Sunday, May 10, 2009
Don’t Dread Drills
By Ela Newman
Instructor in Developmental Writing and in ESL
University of Texas at Brownsville
The notion of drilling often sparks animated discussion, but surely some students, some of the time, can benefit from having to repeat new structures. The frequency of use itself can help turn that newly-learned phrase into a more reflexive phrase. Drills also allow students to practice controlled and “graspable” pieces of language. Still, we may reasonably wonder if they are stimulating enough, and if they have anything to do with real communication.
Can we use drills in real and meaningful contexts? Is there a way to avoid rote repetition?
I recently took an online course designed by Diane Larson-Freeman, in which it was suggested that role plays involving creative automatization can be very effective. In these, students repeat the same sentence a few times, but they do so in contexts which would require that repetition in real life. In other words, the repetition is “psychologically authentic“ — the situations call for “natural repetition.”
At one point, students are practicing the structure something needs V-ing, and they have to repeat the sentence My washing machine needs fixing a few times during a call to an appliance store because the call keeps getting transferred to different departments of the store. I guess that’s something like an instance of “the run around.”

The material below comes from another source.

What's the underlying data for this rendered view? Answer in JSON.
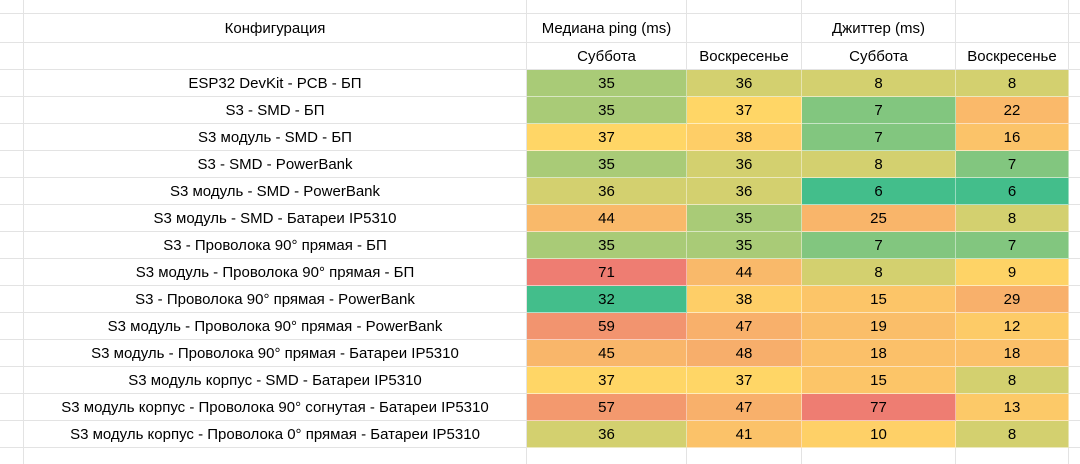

I found the idea quite interesting and have created a few role-play situations that generate a need for “natural” repetition. Here are a couple of scenarios I came up with which can be transformed into role-plays incorporating psychologically authentic repetition. Both focus on the causative have.
Activity 1: This Room Looks Different
The student has had his or her apartment redecorated and is having a party. Guests are pouring in and they notice the changes. One guest says, “This room looks different,” and the student may respond, “Yes, I’ve had the walls painted.” Another guest arrives and says, “Wow, this room looks great!” to which the student may again say, “Yes, I’ve had the walls painted.” Knock… knock… Who’s there? Another guest? Great! (The more guests the better for the student learning the new structure!)
Activity 2: You Look Different
The student has changed something about his or her appearance and goes to work the next day. One co-worker comments, “You look different today,” and the student may respond, “I had my hair cut yesterday.” Another employee notices a change in the student’s hair color and says, “Your hair seems darker,” to which the student may reply, “Yes, I had my hair dyed chocolate brown yesterday.” Of course, if the student has had a complete make-over, this could go on for some time!
In these activities, the new structure is repeated out of necessity in a “psychologically authentic” context. It feels natural. There is a “legitimate” reason for a student to repeat the same sentence a few times. It appears to be a good way to practice structures which are genuinely new to students, and could precede activities which allow for greater variation in responses.
I’d love to hear from those of you who have used this method and those who’d be interested in sharing role-plays aimed at giving students chances to repeat new structures in contexts which require repetition naturally. Anyone ever practiced past tense forms using role-plays that involve meaningful repetition?